Influencer marketing was—like so many other ideas in the past—billed as the next big thing in marketing. In practice, it has not exactly lived up to the hype, but that does not mean that it is a failure. Influencer marketing, in fact, has quietly grown up. In doing so, it has become more thoughtful and considered—and more effective.

A story about influencing

Last year, to very little fanfare indeed, Amazon launched its influencer program. It was an extension of the Affiliates program, but with selected applicants. Influencers got their own ‘vanity’ page on Amazon, and could curate a selection of products that they already used or endorsed via blogs or social media presence. WhatsUpMoms, a parenting channel on YouTube, was part of the initial beta test. Its COO suggested that the step was completely logical, because it meant that followers would no longer have to search for products, but could simply go straight to the channel’s Amazon page. Other influencers agreed.

A year later, and the best thing that anyone can come up with is that the influencer program is still there. This sounds bad. Commentators around the world expect Amazon to disrupt, and are shocked when that doesn’t happen. But one commentator, at least, thinks differently. Nikki Baird, writing for Forbes, noted first that the influencer program has not changed the world. She went on to suggest, however, that this might be a mark of its success.

Amazon’s influencer program, she argues, is quietly winning. Alongside the affiliates program, it is a way for bloggers and social media influencers to link to Amazon in a win–win situation: they get a page to sell products with some commission, and Amazon earns more. It’s not huge, but it is there, and it is easy for both parties. Baird also points out that this is, in fact, typical of Amazon. Not everything that Amazon does is revolutionary. Indeed, most of its ongoing success is incremental: a new product range, a new marketplace seller, it all adds up. In the end, this might change the world more than any amount of disruption.

A lesson in channel marketing

There is another lesson that we might draw from Amazon’s experience, too. Influencer marketing is just one channel. It is not the ‘next big thing’, because it is never going to work for everyone, and nor should it. But for those who follow social media influencers, and crucially, want to use some of the same products, it is another window. And for Amazon and other retailers, too, it is another way to attract particular customers—sometimes a small group of very niche customers, it is true, but customers who might not otherwise be there.

Few brands can link influencers so closely to sales as Amazon, and therefore quantify the value of any influencer marketing. For all that, increasing numbers of both B2B and B2C brands and organisations are using it as part of a multichannel strategy. This is partly because of the sheer unpredictability of influencer marketing. You might be able to guess that when Nigella Lawson endorses a particular product on her latest cookery show, Waitrose will sell out within a week, but few influencers are so direct.

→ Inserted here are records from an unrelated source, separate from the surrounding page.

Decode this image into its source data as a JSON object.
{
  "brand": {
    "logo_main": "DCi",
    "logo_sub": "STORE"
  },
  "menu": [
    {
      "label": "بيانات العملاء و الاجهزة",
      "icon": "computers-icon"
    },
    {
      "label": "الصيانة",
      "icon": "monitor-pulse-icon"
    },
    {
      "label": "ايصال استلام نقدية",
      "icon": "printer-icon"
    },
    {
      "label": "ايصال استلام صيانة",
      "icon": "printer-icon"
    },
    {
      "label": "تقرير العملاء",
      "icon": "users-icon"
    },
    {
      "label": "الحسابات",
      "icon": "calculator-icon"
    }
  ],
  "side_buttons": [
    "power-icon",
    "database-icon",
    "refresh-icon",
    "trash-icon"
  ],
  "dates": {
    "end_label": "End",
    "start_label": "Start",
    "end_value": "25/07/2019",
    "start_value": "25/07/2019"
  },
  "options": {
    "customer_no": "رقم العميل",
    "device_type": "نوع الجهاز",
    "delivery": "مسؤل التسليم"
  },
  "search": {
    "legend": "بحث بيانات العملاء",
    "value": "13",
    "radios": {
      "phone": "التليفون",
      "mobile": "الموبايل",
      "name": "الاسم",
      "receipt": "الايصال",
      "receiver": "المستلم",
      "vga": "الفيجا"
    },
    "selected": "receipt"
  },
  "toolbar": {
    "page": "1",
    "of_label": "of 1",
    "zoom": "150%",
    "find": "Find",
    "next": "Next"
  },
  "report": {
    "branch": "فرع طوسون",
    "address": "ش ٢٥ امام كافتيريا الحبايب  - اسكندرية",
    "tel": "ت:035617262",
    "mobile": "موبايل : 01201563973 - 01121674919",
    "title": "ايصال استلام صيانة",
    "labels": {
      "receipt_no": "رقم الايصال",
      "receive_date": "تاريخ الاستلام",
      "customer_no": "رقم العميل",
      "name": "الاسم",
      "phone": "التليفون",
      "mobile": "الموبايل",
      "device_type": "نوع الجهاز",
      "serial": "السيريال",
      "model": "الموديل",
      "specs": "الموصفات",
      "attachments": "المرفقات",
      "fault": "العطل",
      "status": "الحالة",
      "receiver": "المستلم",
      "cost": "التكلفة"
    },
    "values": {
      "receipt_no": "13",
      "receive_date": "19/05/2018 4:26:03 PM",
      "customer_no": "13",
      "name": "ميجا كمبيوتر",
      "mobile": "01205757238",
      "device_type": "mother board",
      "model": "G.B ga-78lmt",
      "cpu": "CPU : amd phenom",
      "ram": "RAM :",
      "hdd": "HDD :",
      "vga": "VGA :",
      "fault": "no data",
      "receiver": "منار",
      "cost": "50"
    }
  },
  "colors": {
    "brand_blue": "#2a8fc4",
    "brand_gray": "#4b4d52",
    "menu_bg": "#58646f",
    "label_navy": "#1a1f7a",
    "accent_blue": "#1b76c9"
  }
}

When influencer marketing does work, it can be spectacular, especially in B2B. For example, software company SAS had a recent viral success with an Instagram video of Turkish comedian Kaan Sekbat in conversation with SAS’s Middle East Marketing Director. They talked about artificial intelligence and the future of work—an unlikely topic for a viral sensation, but the video has now been viewed over 45,000 times. The benefits to SAS will not be in direct sales, but the video will broaden awareness of a key issue for the company, and support its ongoing positioning in the field.

A question of maturity

It is, of course, still important to get the basics right. You need to select your influencers carefully, work with them effectively, and then measure impact against your desired outcomes. Both brands and influencers are becoming more aware of these requirements. Influencers know their value, and brands understand more about how to use them, and how to co-create with them. This makes influencer marketing much more effective.

Some commentators have suggested that stories are the future of influencer marketing. We have long argued that stories are the future of marketing as a whole. It seems that influencer marketing has become part of the mainstream as it has grown up.